Share

Supreme Court troubled by DA’s rejection of black jurors

But despite a sympathetic reception when the case finally reached the United States supreme court after 29 years, Foster’s appeal risked immediate collapse when chief justice John Roberts surprised court-watchers by questioning whether he had the power to order a retrial in the case.

Advertisement

“I think that the fact that there is such a laundry list suggests in and of itself that the court should…be suspect of the reasons”, Bright answered.

Mr. Foster’s case is of course more egregious and as Mr. Thompson puts it, it “offers a rare instance of extraordinary and well-documented misconduct”. Foster, a black man, was sentenced to death by an all-white jury.

“He broke her jaw, coated her face with talcum powder, sexually molested her with a salad dressing bottle, and strangled her to death, all before taking items from her home”, the Georgia brief states, deploying the kind of graphic detail often used by states defending a death sentence. Foster lived in government housing, and about 90 percent of his neighbors were black.

Or ponder a psychiatrist’s testimony on Foster’s behalf, who found he “was in the borderline range for intellectual disability” – with an IQ range between 58 and 80 his entire life. The jury rejected it and voted for death anyway.

At the time of the trial, Garrett was 34. In this case, he contended, as the notes would subsequently show, the black prospective jurors were singled out, intensely investigated, and compared to each other, instead of to the whole jury pool.

“This problem really persists throughout the country”.

Foster v. Chatman has been styled that way because that’s how advocates chip away at the death penalty these days – by showing how it’s unconstitutionally stacked against a few defendants and not others.

While myriad sharp questions suggested a split court, the most persistent hammering came from liberal-leaning justices who suggested prosecutors systematically and improperly excluded African-American jurors from the panel that convicted Timothy Tyrone Foster of murder in 1987. That case hasn’t yet arrived, even though there’s an open invitation to bring one to the table. On Monday, his lawyer will speak before the Supreme Court to fight for his life, pointing to endemic racism in US jury selection and the death penalty.
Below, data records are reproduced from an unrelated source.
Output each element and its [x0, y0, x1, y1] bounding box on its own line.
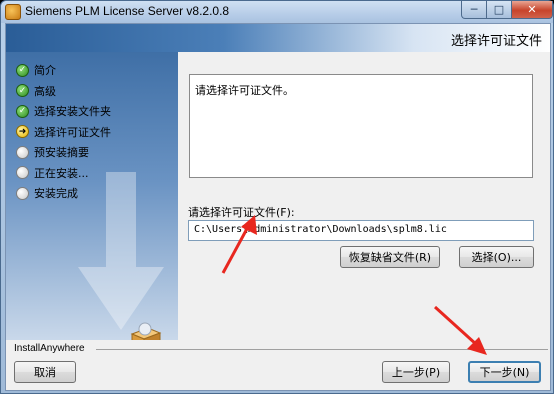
license-file-label: 请选择许可证文件(F): [188, 206, 295, 219]
minimize-icon[interactable]: ─ [461, 1, 487, 19]
step-label: 选择许可证文件 [34, 125, 111, 139]
step-label: 选择安装文件夹 [34, 105, 111, 119]
instructions-text: 请选择许可证文件。 [195, 84, 294, 97]
title-bar[interactable]: Siemens PLM License Server v8.2.0.8 ─ □ … [1, 1, 553, 23]
step-item-advanced: ✓ 高级 [16, 81, 111, 102]
step-item-installing: 正在安装... [16, 163, 111, 184]
installer-window: Siemens PLM License Server v8.2.0.8 ─ □ … [0, 0, 554, 394]
step-item-pre-install-summary: 预安装摘要 [16, 142, 111, 163]
license-path-input[interactable]: C:\Users\Administrator\Downloads\splm8.l… [188, 220, 534, 241]
content-panel: 请选择许可证文件。 请选择许可证文件(F): C:\Users\Administ… [178, 52, 550, 340]
page-title: 选择许可证文件 [450, 34, 542, 49]
step-label: 预安装摘要 [34, 146, 89, 160]
step-item-install-complete: 安装完成 [16, 183, 111, 204]
step-label: 简介 [34, 64, 56, 78]
pending-circle-icon [16, 186, 29, 200]
next-button[interactable]: 下一步(N) [468, 361, 541, 383]
footer-bar: InstallAnywhere 取消 上一步(P) 下一步(N) [6, 340, 550, 390]
step-item-license-file: ➜ 选择许可证文件 [16, 122, 111, 143]
window-title: Siemens PLM License Server v8.2.0.8 [25, 4, 230, 18]
steps-list: ✓ 简介 ✓ 高级 ✓ 选择安装文件夹 ➜ 选择许可证文件 预安装摘要 正在安装… [16, 60, 111, 204]
checkmark-icon: ✓ [16, 104, 29, 118]
checkmark-icon: ✓ [16, 63, 29, 77]
instructions-box: 请选择许可证文件。 [189, 74, 533, 178]
pending-circle-icon [16, 145, 29, 159]
choose-file-button[interactable]: 选择(O)... [459, 246, 534, 268]
checkmark-icon: ✓ [16, 84, 29, 98]
step-header: 选择许可证文件 [6, 24, 550, 52]
step-item-install-folder: ✓ 选择安装文件夹 [16, 101, 111, 122]
installanywhere-brand: InstallAnywhere [14, 343, 85, 354]
footer-divider [96, 349, 548, 350]
client-area: 选择许可证文件 ✓ 简介 ✓ 高级 ✓ 选择安装文件夹 ➜ 选择许可证文件 预安… [5, 23, 551, 391]
step-label: 正在安装... [34, 166, 89, 180]
step-item-intro: ✓ 简介 [16, 60, 111, 81]
maximize-icon[interactable]: □ [486, 1, 512, 19]
previous-button[interactable]: 上一步(P) [382, 361, 450, 383]
step-label: 安装完成 [34, 187, 78, 201]
app-icon [5, 4, 21, 20]
restore-default-button[interactable]: 恢复缺省文件(R) [340, 246, 440, 268]
current-step-arrow-icon: ➜ [16, 125, 29, 139]
steps-sidebar: ✓ 简介 ✓ 高级 ✓ 选择安装文件夹 ➜ 选择许可证文件 预安装摘要 正在安装… [6, 52, 178, 340]
pending-circle-icon [16, 166, 29, 180]
install-box-icon [130, 322, 162, 340]
cancel-button[interactable]: 取消 [14, 361, 76, 383]
step-label: 高级 [34, 84, 56, 98]
close-icon[interactable]: ✕ [511, 1, 553, 19]
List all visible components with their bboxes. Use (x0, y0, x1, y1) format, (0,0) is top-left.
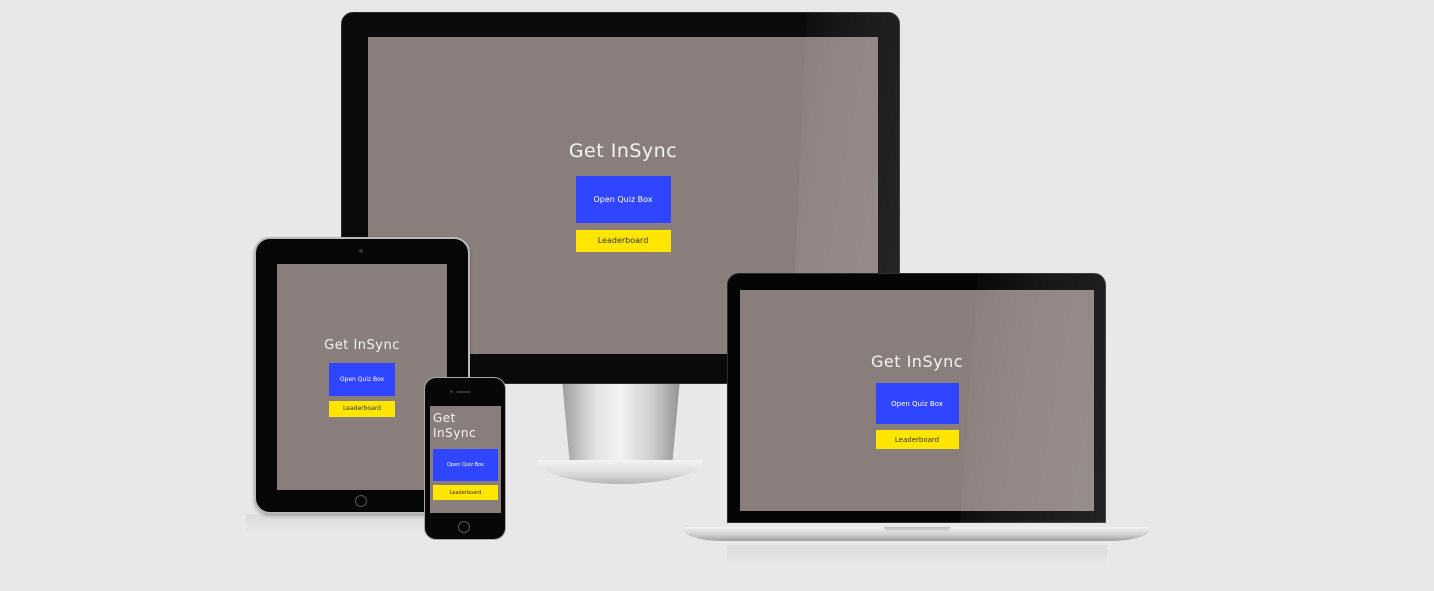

In the notes, the name of each potential black juror was highlighted.

The names of the four African-American potential jurors were marked with the letter “B” and highlighted in green. The video features then-Assistant District Attorney Jack McMahon advising trainees that “young black women are very bad, maybe because they’re downtrodden on two respects… they’re women and they’re blacks”. No black jurors sat in Foster’s trial.

Ninety-five potential jurors were initially called for Foster’s trial.

“The evidence of racial motive by the prosecution in this racially charged capital case is extensive and undeniable”, Bright told the justices in court papers.

In asking the state’s lawyer, Deputy Attorney General Beth Burton, about the merits of the case, Justice Elena Kagan bluntly said at one point: “I’m just going to ask, isn’t this as clear a Batson violation as the court is going to see?”

If it is directed to the trial court, a further procedural issue was raised about whether the trial court’s rejection of Foster’s claim was made on an independent state law ground that the question of the race discrimination claim had already been heard.

ASSOCIATED PRESS Timothy T. Foster has been on Georgia’s death row for nearly three decades.

Breyer claimed “any reasonable person looking at this” would agree that prosecutors were looking to “discriminate on the basis of race” when they removed all the black candidates from the jury. In another case, Purkett v. Elem, the Court’s majority declared in 1995 that a prosecutor’s reason for removing a potential juror of color need not be “a reason that makes sense” so long as that reason “does not deny equal protection”. “The documentary and testimonial evidence of former Cumberland County prosecutors showed that race was a critical part of their jury selection strategy”, Weeks said. Their occupation. Church affiliation. All of those, if believed by a judge, are perfectly permissible – even if in the prosecutor’s heart of hearts they’re no more than bullshit.

Advertisement

But the other side is also prone to bullshit. She argued in the aftermath of Batson, prosecutors did not know what the new legal landscape would be so prosecutors wrote down everything they could to justify their strikes because they knew a Batson challenge would be coming.